To create the entire end-to-end video analytic application, deploy this model with Triton Inference Server. NVIDIA Triton Inference Server is an open-source inference serving software that helps standardize model deployment and execution and delivers fast and scalable AI in production. Triton supports direct integration of this model into the server and inference from a client.

To deploy this model with Triton Inference Server and end-to-end inference from video, please refer to the TAO Triton apps.

Limitations

NVIDIA ReIdnetificationNet is trained on an the Market-1501 dataset with 751 unique person classes.

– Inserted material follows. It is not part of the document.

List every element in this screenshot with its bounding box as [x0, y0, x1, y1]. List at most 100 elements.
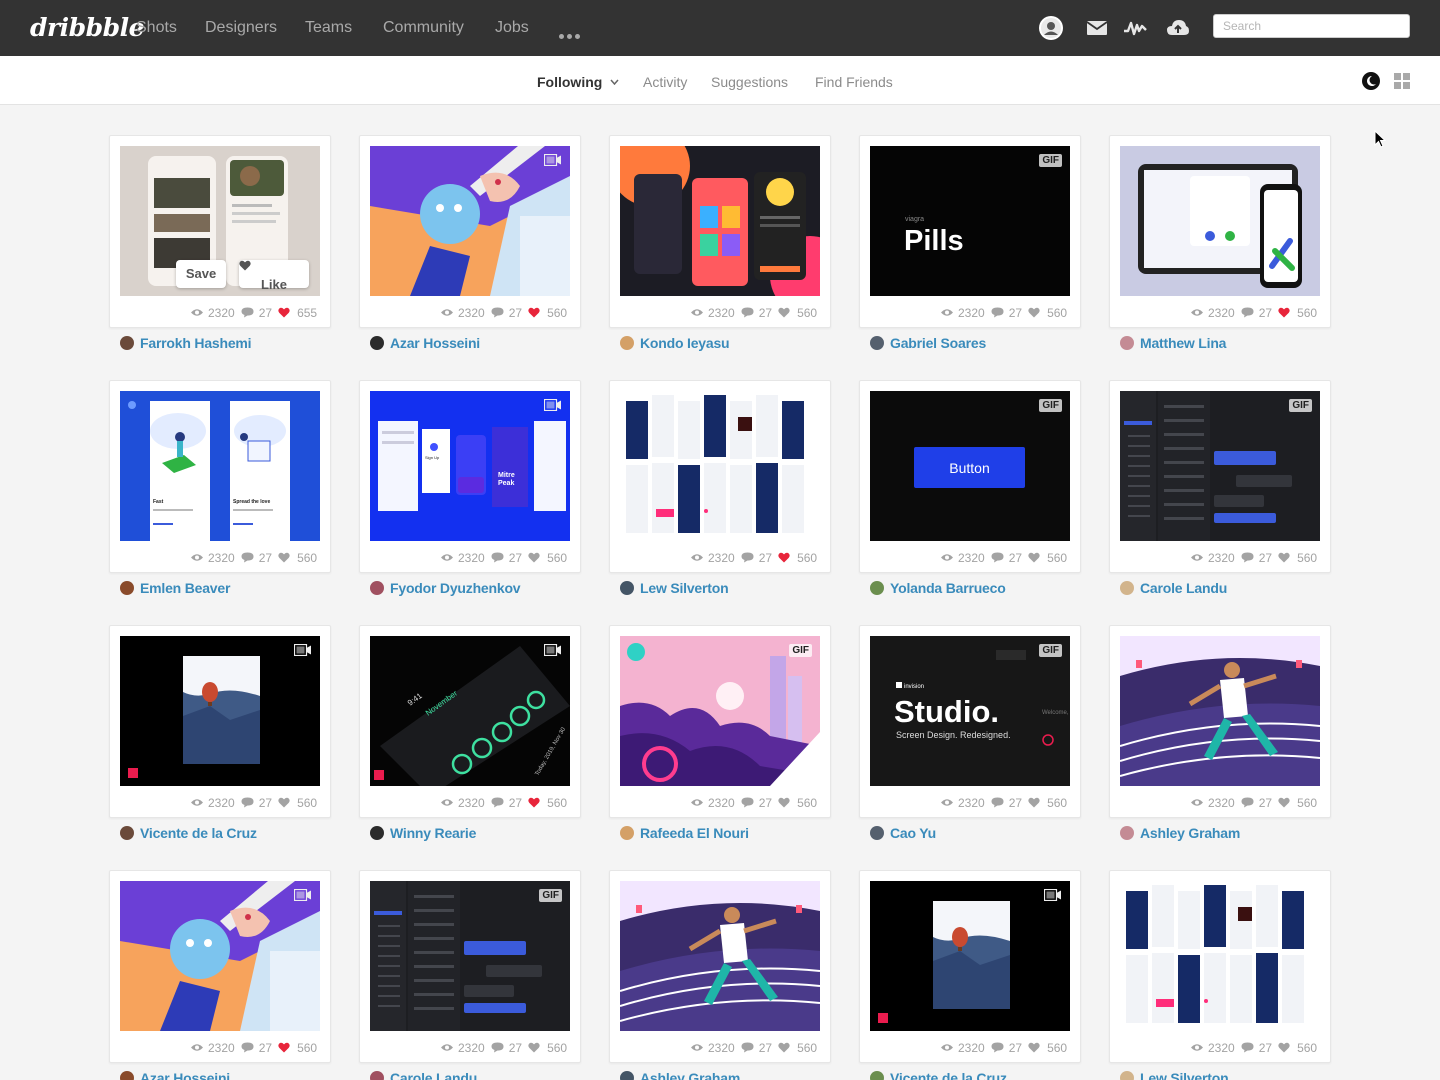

It is expected that the accuracy of the model on external images is not at the same level as the number reported in performance section.

In general, to get better accuracy, more labeled data are needed to fine-tune the pre-trained model through TAO Toolkit.

Model versions:

  • trainable_v1.0 - Pre-trained model for re-identification.
  • deployable_v1.0 - Model for re-identification deployable to DeepStream or TensorRT.

Reference

Citations

  • H. Luo, Y. Gu, X. Liao, S. Lai and W. Jiang, "Bag of Tricks and a Strong Baseline for Deep Person Re-Identification," 2019 IEEE/CVF Conference on Computer Vision and Pattern Recognition Workshops (CVPRW), 2019, 1 pp. 1487-1495, doi: 10.1109/CVPRW.2019.00190.
  • L. Zheng, L. Shen, L. Tian, S. Wang, J. Wang and Q. Tian, "Scalable Person Re-identification: A Benchmark," 2015 IEEE International Conference on Computer Vision (ICCV), 2015, pp. 1116-1124, doi: 10.1109/ICCV.2015.133.

Using TAO Pre-trained Models

License

License to use the model is covered by the Model EULA. By downloading the unpruned or pruned version of the model, you accept the terms and conditions of these licenses.

Technical blogs

Suggested reading

Ethical AI

NVIDIA ReIdentificationNet model creates embeddings for identifying objects captured in different scenes.

NVIDIA’s platforms and application frameworks enable developers to build a wide array of AI applications. Consider potential algorithmic bias when choosing or creating the models being deployed. Work with the model’s developer to ensure that it meets the requirements for the relevant industry and use case; that the necessary instruction and documentation are provided to understand error rates, confidence intervals, and results; and that the model is being used under the conditions and in the manner intended.